De l'amalgame en 5 étapes
1 Terreur terrorisme 2 Histoire de tolérance ? 3 Brouillage idéologique
ou le confusionnisme d'Onfray
4 Retour aux mots 5 Idéal idéologie

 

Terreur ... terrorisme

L'horreur n'était pas suffisante ; il fallait encore lui ajouter l'indignité. Il ne faut jamais très longtemps pour qu'ici et là on aille rappeler que la terreur fut inventée en 93 par Robespierre et qu'elle constitue la part d'ombre de la mythologie républicaine. La manœuvre est connue, éculée ; n'en cesse pas moins de resurgir non sans quelque efficacité. Hommes de gauche, vous êtes les pères putatifs de ces terroristes-ci, involontaires peut-être, naïfs sans doute, dans le meilleur des cas, sournois et ivres de pouvoir dans le pire, mais vous en êtes l'incontestable origine.

Rien à cet égard n'est plus révélateur dans notre iconographie imaginaire que ce duel Danton/Robespierre que Lorenzi en son temps avait dénommé la Terreur et la Vertu. D'un côté l'homme aimable, épris de plaisirs et de vie, prompt aux compromis et parfois aux compromissions, joliment soupçonné de débauches en tout cas de corruption ; de l'autre l'intègre par excellence, celui que l'on nomme l'incorruptible, fidèle d'entre les fidèles, à une idée, à un idéal et prêt à lui sacrifier beaucoup ; tout.

L'image est sans doute fausse ! trop caricaturale, trop manichéenne pour ne pas receler sa part d'hyperbole. Une opposition que l'on retrouvera pourtant tout au long de notre histoire d'entre ceux qui trouveront toujours qu'on est allé trop loin, que la révolution est finie (Mirabeau, La Fayette...) qu'il faut savoir l'achever et ceux pour qui elle ne ferait que commencer (les jacobins ) ; que l'on retrouvera dans les premières années de la République d'entre les opportunistes à la Ferry et les radicaux à la Clemenceau (première manière) ; ou en 17 entre les menchevicks et les bolchevicks, ou encore à Tours où un Blum fidèle à un socialisme républicain se propose de garder la vieille maison en attendant que s'achève l'aventure communiste ...

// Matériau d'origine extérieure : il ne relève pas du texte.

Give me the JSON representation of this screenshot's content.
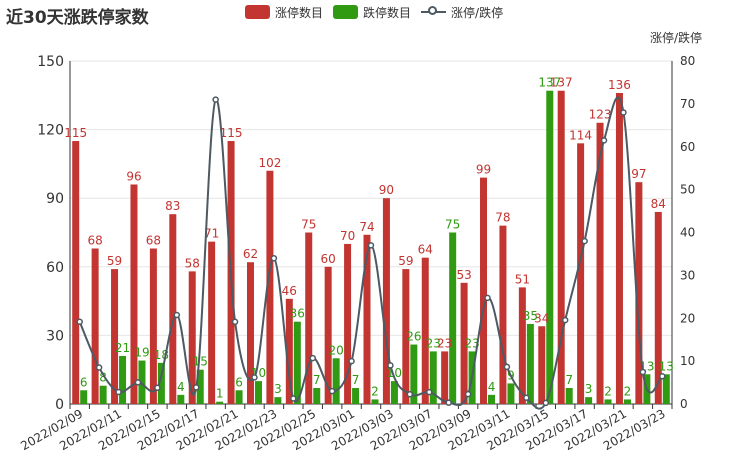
{
  "title": "近30天涨跌停家数",
  "legend": {
    "up_label": "涨停数目",
    "down_label": "跌停数目",
    "ratio_label": "涨停/跌停"
  },
  "colors": {
    "up": "#c23531",
    "down": "#2f9a12",
    "line": "#4d5a64"
  },
  "chart_data": {
    "type": "bar",
    "dates": [
      "2022/02/09",
      "2022/02/10",
      "2022/02/11",
      "2022/02/14",
      "2022/02/15",
      "2022/02/16",
      "2022/02/17",
      "2022/02/18",
      "2022/02/21",
      "2022/02/22",
      "2022/02/23",
      "2022/02/24",
      "2022/02/25",
      "2022/02/28",
      "2022/03/01",
      "2022/03/02",
      "2022/03/03",
      "2022/03/04",
      "2022/03/07",
      "2022/03/08",
      "2022/03/09",
      "2022/03/10",
      "2022/03/11",
      "2022/03/14",
      "2022/03/15",
      "2022/03/16",
      "2022/03/17",
      "2022/03/18",
      "2022/03/21",
      "2022/03/22",
      "2022/03/23"
    ],
    "x_tick_labels": [
      "2022/02/09",
      "2022/02/11",
      "2022/02/15",
      "2022/02/17",
      "2022/02/21",
      "2022/02/23",
      "2022/02/25",
      "2022/03/01",
      "2022/03/03",
      "2022/03/07",
      "2022/03/09",
      "2022/03/11",
      "2022/03/15",
      "2022/03/17",
      "2022/03/21",
      "2022/03/23"
    ],
    "x_tick_indices": [
      0,
      2,
      4,
      6,
      8,
      10,
      12,
      14,
      16,
      18,
      20,
      22,
      24,
      26,
      28,
      30
    ],
    "series": [
      {
        "name": "涨停数目",
        "values": [
          115,
          68,
          59,
          96,
          68,
          83,
          58,
          71,
          115,
          62,
          102,
          46,
          75,
          60,
          70,
          74,
          90,
          59,
          64,
          23,
          53,
          99,
          78,
          51,
          34,
          137,
          114,
          123,
          136,
          97,
          84
        ]
      },
      {
        "name": "跌停数目",
        "values": [
          6,
          8,
          21,
          19,
          18,
          4,
          15,
          1,
          6,
          10,
          3,
          36,
          7,
          20,
          7,
          2,
          10,
          26,
          23,
          75,
          23,
          4,
          9,
          35,
          137,
          7,
          3,
          2,
          2,
          13,
          13
        ]
      },
      {
        "name": "涨停/跌停",
        "values": [
          19.17,
          8.5,
          2.81,
          5.05,
          3.78,
          20.75,
          3.87,
          71,
          19.17,
          6.2,
          34,
          1.28,
          10.71,
          3,
          10,
          37,
          9,
          2.27,
          2.78,
          0.31,
          2.3,
          24.75,
          8.67,
          1.46,
          0.25,
          19.57,
          38,
          61.5,
          68,
          7.46,
          6.46
        ]
      }
    ],
    "y_left": {
      "min": 0,
      "max": 150,
      "ticks": [
        0,
        30,
        60,
        90,
        120,
        150
      ]
    },
    "y_right": {
      "min": 0,
      "max": 80,
      "ticks": [
        0,
        10,
        20,
        30,
        40,
        50,
        60,
        70,
        80
      ],
      "label": "涨停/跌停"
    }
  }
}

Nous sommes convaincus, jusqu'au fond de nous­-mêmes que, pendant que vous irez courir l'aventure, il faut que quelqu'un reste garder la vieille maison. (...)
Dans cette heure qui, pour nous tous, est une· heure d'anxiété tragique, n'ajoutons pas encore cela à notre douleur et à nos. craintes. Sachons nous abstenir des mots qui blessent, qui déchirent, des actes qui lèsent, de tout ce qui serait déchirement fratricide. Je vous dis cela parce que c'est sans doute la dernière fois que je m'adresse à beaucoup d'entre vous et parce qu'il faut pourtant que cela soit dit. Les uns et les autres, même séparés, restons des socialistes; malgré tout, restons des frères, des frères qu'aura séparés une querelle cruelle, mais une querelle de famille, et qu'un foyer commun pourra encore· réunir.
Blum, Tours p 274 et sq

Blum eut beau espérer que l'irréparable ne fût pas commis, que invectives, ni insultes ne rendissent demain la réconciliation impossible, l'histoire montrera, de la stratégie de front de classe de l'entre-deux-guerres aux insultes des années 47-48 (social-traître ; hyène dactylographe ou chacal puant ...) combien c'était là vœux pieux ... Robespierre, tout opposé à la peine de mort qu'il fut, votera la mort de Danton, de Camille Desmoulins ... L'idéal, ou l'idée, prime sur le fait, les liens ou tout simplement l'humanité. Est-ce ceci qu'à droite on nomme paresseusement idéologie (cf Guaino) où l'on affecte de considérer le pire des maux ? Mais c'est tellement oublier que même le pragmatisme ou le réalisme dont ceux-là se targuent est lui-même déjà une idéologise. Est-elle ici la limite qui sépare le politique de la force ? le dialogue de la terreur ? la normalité républicaine de la pathologie terroriste ?

Celui qui crève d'idéal est-il décidément un ennemi ? invariablement ? au risque de sombrer dans le scepticisme radical ou pire encore dans le relativisme ?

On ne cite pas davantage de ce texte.